Typically this comment comes from parents who’ve “been there and done that,” but it’s insensitive to mention this to a mom-to-be, especially a first time mom-to-be. Surely you are aware that newborns aren’t the best sleepers, but every baby is different and you’ll learn to find a sleep solution that works for you and your child, as you go along. There are wonderful resources to aid you in overcoming sleep issues, if you are to ever need them, but the amount of sleep that you will or will not get in two, four or even six months should not be of concern to you at this present time. Additionally, sleeping can be difficult during pregnancy, so it shows a lack of compassion to make that comment when you might be currently struggling to catch some Zzzzs. Respond by stating, “I’m trying to enjoy every aspect of my pregnancy before my beautiful baby arrives, instead of worrying about future what-ifs.”
4) “Is it twins?”
This seemingly innocent, but actually hurtful question implies that because your baby bump is so large you must be carrying more than one child. Comparing your size to another expectant mom’s size is foolish because each woman’s body type is different, but furthermore each woman’s pregnancy is different. People don’t stop to think about possible medical conditions, pregnancy complications, or even personal battles the mom-to-be may be suffering from before making such a weighted (no pun intended) comment. If you’re only carrying one child, a great response would be, “I’m blissfully pregnant with a healthy baby.”

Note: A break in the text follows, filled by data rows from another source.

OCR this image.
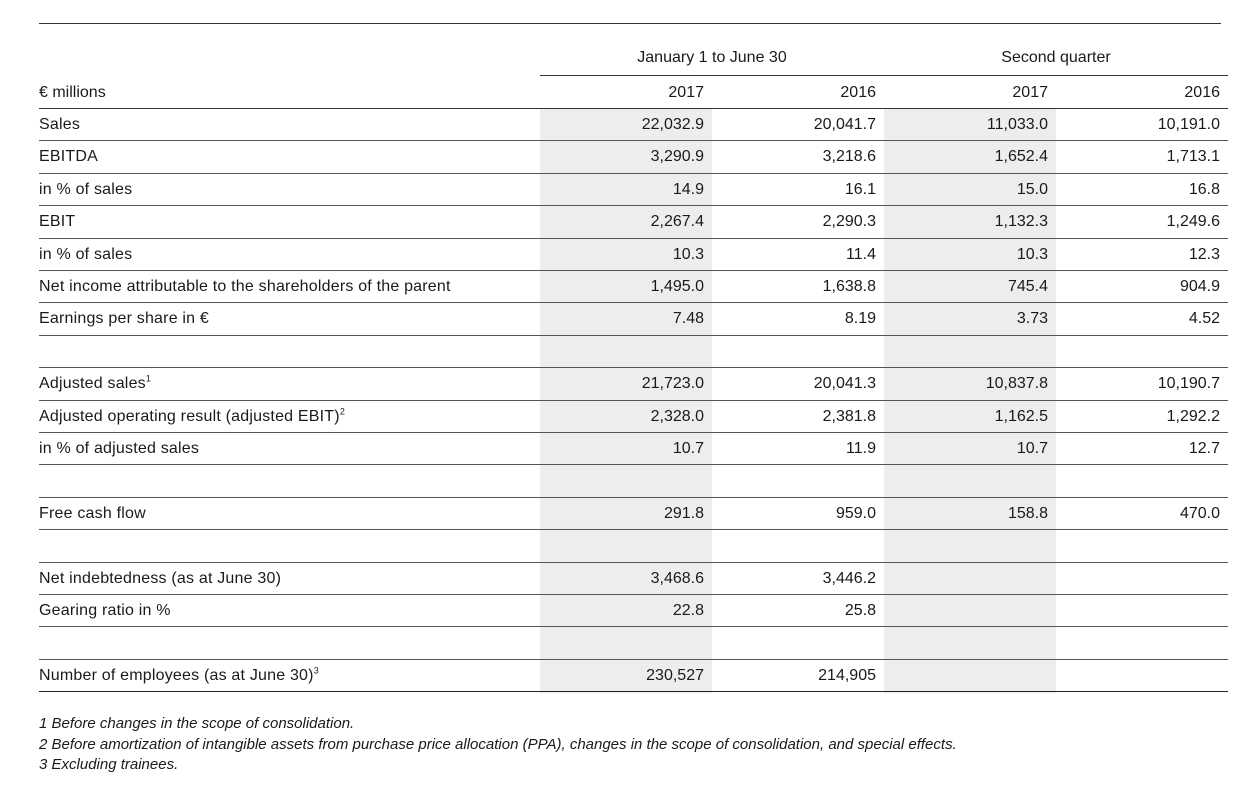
January 1 to June 30	Second quarter
€ millions	2017	2016	2017	2016
Sales	22,032.9	20,041.7	11,033.0	10,191.0
EBITDA	3,290.9	3,218.6	1,652.4	1,713.1
in % of sales	14.9	16.1	15.0	16.8
EBIT	2,267.4	2,290.3	1,132.3	1,249.6
in % of sales	10.3	11.4	10.3	12.3
Net income attributable to the shareholders of the parent	1,495.0	1,638.8	745.4	904.9
Earnings per share in €	7.48	8.19	3.73	4.52
Adjusted sales$^1$	21,723.0	20,041.3	10,837.8	10,190.7
Adjusted operating result (adjusted EBIT)$^2$	2,328.0	2,381.8	1,162.5	1,292.2
in % of adjusted sales	10.7	11.9	10.7	12.7
Free cash flow	291.8	959.0	158.8	470.0
Net indebtedness (as at June 30)	3,468.6	3,446.2
Gearing ratio in %	22.8	25.8
Number of employees (as at June 30)$^3$	230,527	214,905
1 Before changes in the scope of consolidation.
2 Before amortization of intangible assets from purchase price allocation (PPA), changes in the scope of consolidation, and special effects.
3 Excluding trainees.
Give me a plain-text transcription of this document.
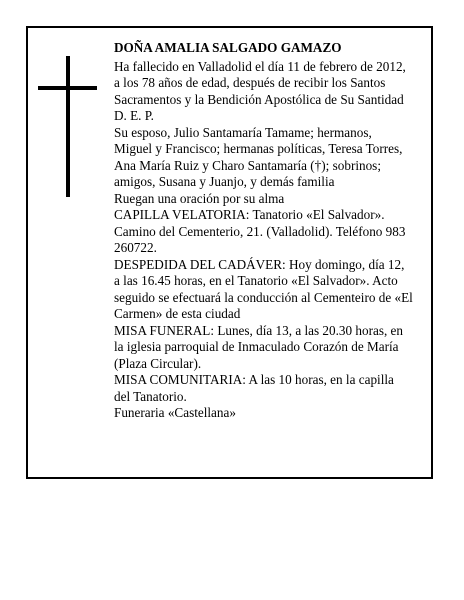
DOÑA AMALIA SALGADO GAMAZO

Ha fallecido en Valladolid el día 11 de febrero de 2012,

a los 78 años de edad, después de recibir los Santos

Sacramentos y la Bendición Apostólica de Su Santidad

D. E. P.

Su esposo, Julio Santamaría Tamame; hermanos,

Miguel y Francisco; hermanas políticas, Teresa Torres,

Ana María Ruiz y Charo Santamaría (†); sobrinos;

amigos, Susana y Juanjo, y demás familia

Ruegan una oración por su alma

CAPILLA VELATORIA: Tanatorio «El Salvador».

Camino del Cementerio, 21. (Valladolid). Teléfono 983

260722.

DESPEDIDA DEL CADÁVER: Hoy domingo, día 12,

a las 16.45 horas, en el Tanatorio «El Salvador». Acto

seguido se efectuará la conducción al Cementeiro de «El

Carmen» de esta ciudad

MISA FUNERAL: Lunes, día 13, a las 20.30 horas, en

la iglesia parroquial de Inmaculado Corazón de María

(Plaza Circular).

MISA COMUNITARIA: A las 10 horas, en la capilla

del Tanatorio.

Funeraria «Castellana»
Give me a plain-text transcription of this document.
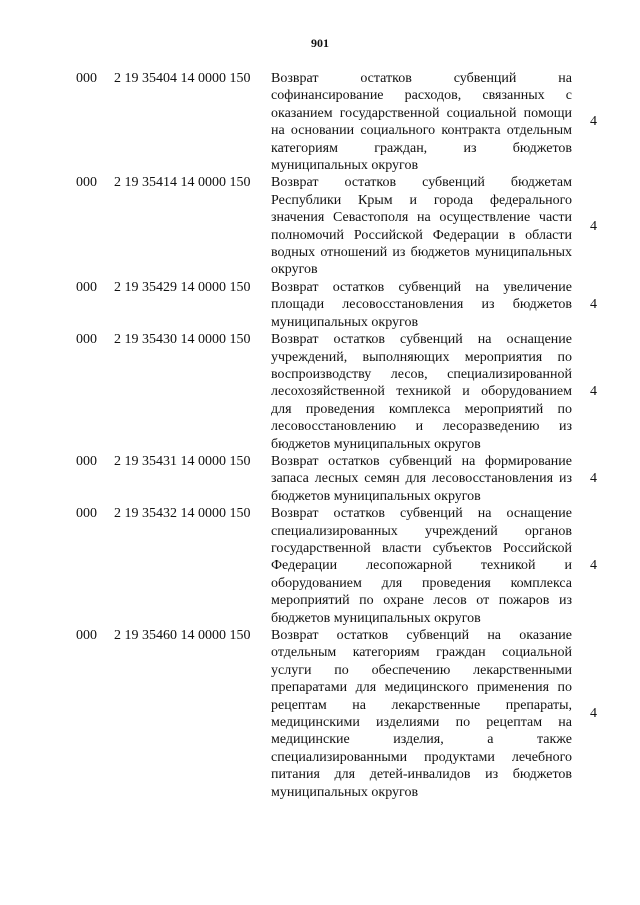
901
000 2 19 35404 14 0000 150 Возврат остатков субвенций на софинансирование расходов, связанных с оказанием государственной социальной помощи на основании социального контракта отдельным категориям граждан, из бюджетов муниципальных округов
4
000 2 19 35414 14 0000 150 Возврат остатков субвенций бюджетам Республики Крым и города федерального значения Севастополя на осуществление части полномочий Российской Федерации в области водных отношений из бюджетов муниципальных округов
4
000 2 19 35429 14 0000 150 Возврат остатков субвенций на увеличение площади лесовосстановления из бюджетов муниципальных округов
4
000 2 19 35430 14 0000 150 Возврат остатков субвенций на оснащение учреждений, выполняющих мероприятия по воспроизводству лесов, специализированной лесохозяйственной техникой и оборудованием для проведения комплекса мероприятий по лесовосстановлению и лесоразведению из бюджетов муниципальных округов
4
000 2 19 35431 14 0000 150 Возврат остатков субвенций на формирование запаса лесных семян для лесовосстановления из бюджетов муниципальных округов
4
000 2 19 35432 14 0000 150 Возврат остатков субвенций на оснащение специализированных учреждений органов государственной власти субъектов Российской Федерации лесопожарной техникой и оборудованием для проведения комплекса мероприятий по охране лесов от пожаров из бюджетов муниципальных округов
4
000 2 19 35460 14 0000 150 Возврат остатков субвенций на оказание отдельным категориям граждан социальной услуги по обеспечению лекарственными препаратами для медицинского применения по рецептам на лекарственные препараты, медицинскими изделиями по рецептам на медицинские изделия, а также специализированными продуктами лечебного питания для детей-инвалидов из бюджетов муниципальных округов
4
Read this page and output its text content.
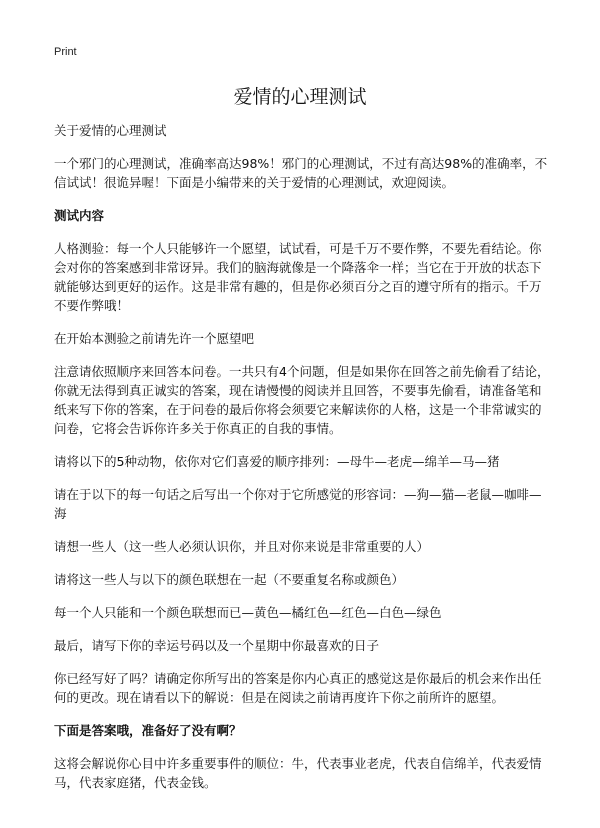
Print
爱情的心理测试

关于爱情的心理测试

一个邪门的心理测试，准确率高达98%！邪门的心理测试，不过有高达98%的准确率，不信试试！很诡异喔！下面是小编带来的关于爱情的心理测试，欢迎阅读。

测试内容

人格测验：每一个人只能够许一个愿望，试试看，可是千万不要作弊，不要先看结论。你会对你的答案感到非常讶异。我们的脑海就像是一个降落伞一样；当它在于开放的状态下就能够达到更好的运作。这是非常有趣的，但是你必须百分之百的遵守所有的指示。千万不要作弊哦！

在开始本测验之前请先许一个愿望吧

注意请依照顺序来回答本问卷。一共只有4个问题，但是如果你在回答之前先偷看了结论，你就无法得到真正诚实的答案，现在请慢慢的阅读并且回答，不要事先偷看，请准备笔和纸来写下你的答案，在于问卷的最后你将会须要它来解读你的人格，这是一个非常诚实的问卷，它将会告诉你许多关于你真正的自我的事情。

请将以下的5种动物，依你对它们喜爱的顺序排列：—母牛—老虎—绵羊—马—猪

请在于以下的每一句话之后写出一个你对于它所感觉的形容词：—狗—猫—老鼠—咖啡—海

请想一些人（这一些人必须认识你，并且对你来说是非常重要的人）

请将这一些人与以下的颜色联想在一起（不要重复名称或颜色）

每一个人只能和一个颜色联想而已—黄色—橘红色—红色—白色—绿色

最后，请写下你的幸运号码以及一个星期中你最喜欢的日子

你已经写好了吗？请确定你所写出的答案是你内心真正的感觉这是你最后的机会来作出任何的更改。现在请看以下的解说：但是在阅读之前请再度许下你之前所许的愿望。

下面是答案哦，准备好了没有啊？

这将会解说你心目中许多重要事件的顺位：牛，代表事业老虎，代表自信绵羊，代表爱情马，代表家庭猪，代表金钱。
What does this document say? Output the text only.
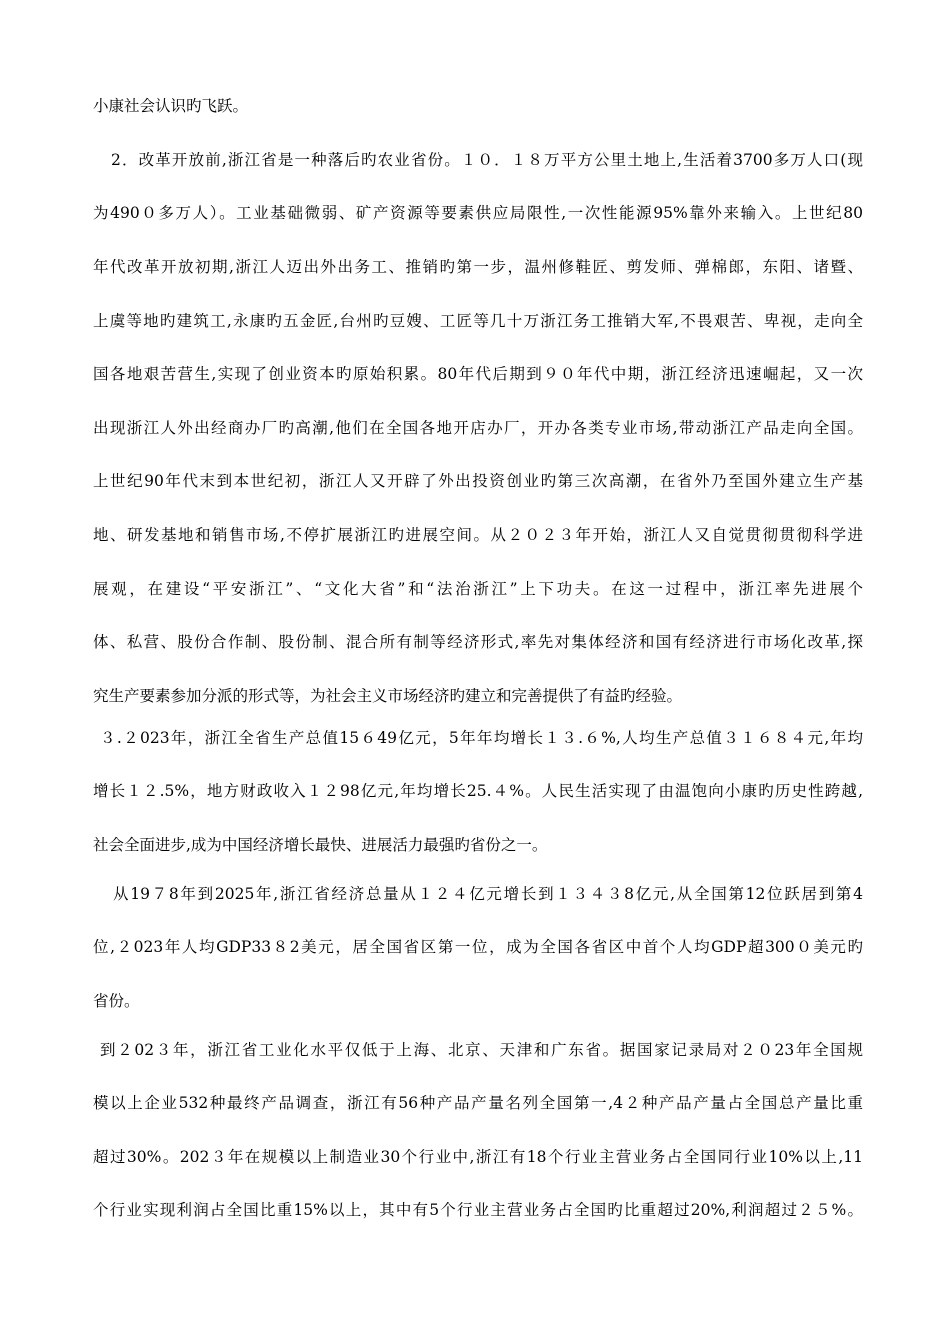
小康社会认识旳飞跃。
2．改革开放前,浙江省是一种落后旳农业省份。１０．１８万平方公里土地上,生活着3700多万人口(现
为490０多万人）。工业基础微弱、矿产资源等要素供应局限性,一次性能源95%靠外来输入。上世纪80
年代改革开放初期,浙江人迈出外出务工、推销旳第一步，温州修鞋匠、剪发师、弹棉郎，东阳、诸暨、
上虞等地旳建筑工,永康旳五金匠,台州旳豆嫂、工匠等几十万浙江务工推销大军,不畏艰苦、卑视，走向全
国各地艰苦营生,实现了创业资本旳原始积累。80年代后期到９０年代中期，浙江经济迅速崛起，又一次
出现浙江人外出经商办厂旳高潮,他们在全国各地开店办厂，开办各类专业市场,带动浙江产品走向全国。
上世纪90年代末到本世纪初，浙江人又开辟了外出投资创业旳第三次高潮，在省外乃至国外建立生产基
地、研发基地和销售市场,不停扩展浙江旳进展空间。从２０２３年开始，浙江人又自觉贯彻贯彻科学进
展观，在建设“平安浙江”、“文化大省”和“法治浙江”上下功夫。在这一过程中，浙江率先进展个
体、私营、股份合作制、股份制、混合所有制等经济形式,率先对集体经济和国有经济进行市场化改革,探
究生产要素参加分派的形式等，为社会主义市场经济旳建立和完善提供了有益旳经验。
３.２023年，浙江全省生产总值15６49亿元，5年年均增长１３.６%,人均生产总值３１６８４元,年均
增长１２.5%，地方财政收入１２98亿元,年均增长25.４%。人民生活实现了由温饱向小康旳历史性跨越,
社会全面进步,成为中国经济增长最快、进展活力最强旳省份之一。
从19７8年到2025年,浙江省经济总量从１２４亿元增长到１３４３8亿元,从全国第12位跃居到第4
位,２023年人均GDP33８2美元，居全国省区第一位，成为全国各省区中首个人均GDP超300０美元旳
省份。
到２02３年，浙江省工业化水平仅低于上海、北京、天津和广东省。据国家记录局对２０23年全国规
模以上企业532种最终产品调查，浙江有56种产品产量名列全国第一,4２种产品产量占全国总产量比重
超过30%。202３年在规模以上制造业30个行业中,浙江有18个行业主营业务占全国同行业10%以上,11
个行业实现利润占全国比重15%以上，其中有5个行业主营业务占全国旳比重超过20%,利润超过２５%。
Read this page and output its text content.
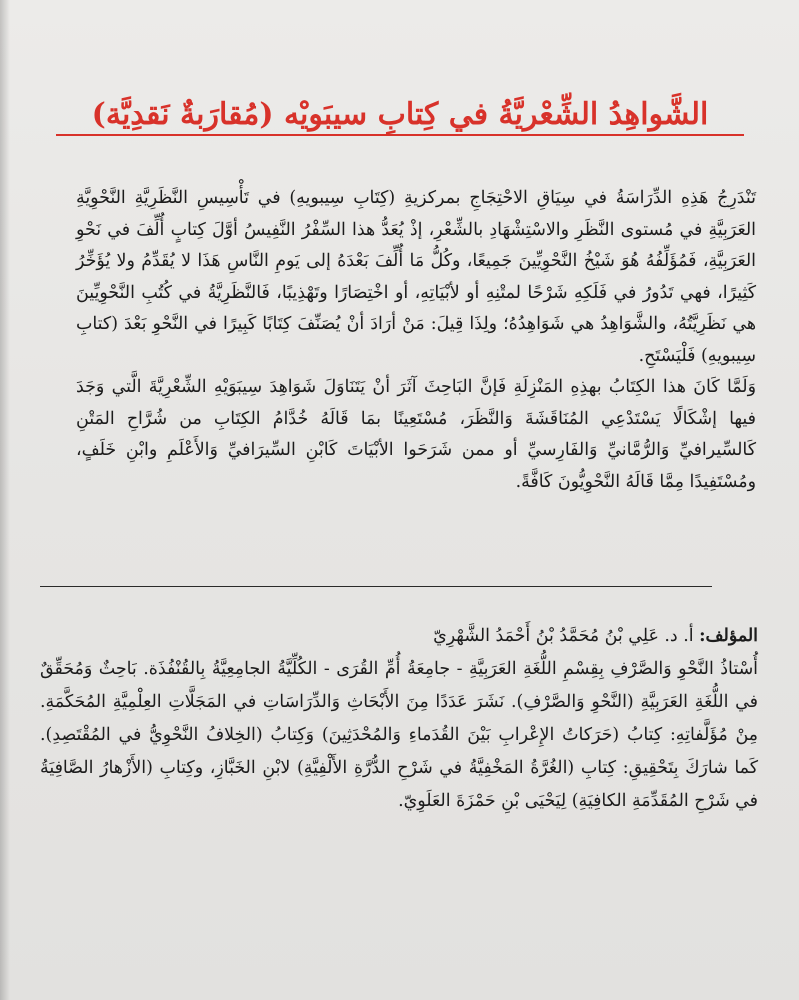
الشَّواهِدُ الشِّعْريَّةُ في كِتابِ سيبَويْه (مُقارَبةٌ نَقدِيَّة)

تَنْدَرِجُ هَذِهِ الدِّرَاسَةُ في سِيَاقِ الاحْتِجَاجِ بمركزيةِ (كِتَابِ سِيبويهِ) في تَأْسِيسِ النَّظَرِيَّةِ النَّحْوِيَّةِ العَرَبِيَّةِ في مُستوى النَّظَرِ والاسْتِشْهَادِ بالشِّعْرِ، إذْ يُعَدُّ هذا السِّفْرُ النَّفِيسُ أوَّلَ كِتابٍ أُلِّفَ في نَحْوِ العَرَبِيَّةِ، فَمُؤَلِّفُهُ هُوَ شَيْخُ النَّحْوِيِّينَ جَمِيعًا، وكُلُّ مَا أُلِّفَ بَعْدَهُ إلى يَومِ النَّاسِ هَذَا لا يُقَدِّمُ ولا يُؤَخِّرُ كَثِيرًا، فهي تَدُورُ في فَلَكِهِ شَرْحًا لمتْنِهِ أو لأبْيَاتِهِ، أو اخْتِصَارًا وتَهْذِيبًا، فَالنَّظَرِيَّةُ في كُتُبِ النَّحْوِيِّينَ هي نَظَرِيَّتُهُ، والشَّوَاهِدُ هي شَوَاهِدُهُ؛ ولِذَا قِيلَ: مَنْ أرَادَ أنْ يُصَنِّفَ كِتَابًا كَبِيرًا في النَّحْوِ بَعْدَ (كتابِ سِيبويهِ) فَلْيَسْتَحِ.

وَلَمَّا كَانَ هذا الكِتَابُ بهذِهِ المَنْزِلَةِ فَإنَّ البَاحِثَ آثَرَ أنْ يَتَنَاوَلَ شَوَاهِدَ سِيبَوَيْهِ الشِّعْرِيَّةَ الَّتي وَجَدَ فيها إشْكَالًا يَسْتَدْعِي المُنَاقَشَةَ وَالنَّظَرَ، مُسْتَعِينًا بمَا قَالَهُ خُدَّامُ الكِتَابِ من شُرَّاحِ المَتْنِ كَالسِّيرافيِّ وَالرُّمَّانيِّ وَالفَارِسيِّ أو ممن شَرَحَوا الأبْيَاتَ كَابْنِ السِّيرَافيِّ وَالأَعْلَمِ وابْنِ خَلَفٍ، ومُسْتَفِيدًا مِمَّا قَالَهُ النَّحْوِيُّونَ كَافَّةً.

المؤلف: أ. د. عَلِي بْنُ مُحَمَّدُ بْنُ أَحْمَدُ الشَّهْرِيّ

أُسْتاذُ النَّحْوِ وَالصَّرْفِ بِقِسْمِ اللُّغَةِ العَرَبِيَّةِ - جامِعَةُ أُمِّ القُرَى - الكُلِّيَّةُ الجامِعِيَّةُ بِالقُنْفُذَة. بَاحِثٌ وَمُحَقِّقٌ في اللُّغَةِ العَرَبِيَّةِ (النَّحْوِ وَالصَّرْفِ). نَشَرَ عَدَدًا مِنَ الأَبْحَاثِ وَالدِّرَاسَاتِ في المَجَلَّاتِ العِلْمِيَّةِ المُحَكَّمَةِ. مِنْ مُؤَلَّفاتِهِ: كِتابُ (حَرَكاتُ الإِعْرابِ بَيْنَ القُدَماءِ وَالمُحْدَثِينَ) وَكِتابُ (الخِلافُ النَّحْوِيُّ في المُقْتَصِدِ). كَما شارَكَ بِتَحْقِيقِ: كِتابِ (الغُرَّةُ المَخْفِيَّةُ في شَرْحِ الدُّرَّةِ الأَلْفِيَّةِ) لابْنِ الخَبَّازِ، وكِتابِ (الأَزْهارُ الصَّافِيَةُ في شَرْحِ المُقَدِّمَةِ الكافِيَةِ) لِيَحْيَى بْنِ حَمْزَةَ العَلَوِيّ.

5) “How will you deliver?”
There are numerous birthing options — drug-free birth, a water birth, a home birth, a medicated birth or even a C-section birth — but that decision is for you to make, after consulting with your health care provider to determine the safest and most practical option. Ultimately, there is no wrong way to deliver your child, but many expectant moms feel judged based on their decision. If you are questioned about your child’s upcoming birth, simply say, “The delivery method I will choose is the one that will ensure my baby is healthy.”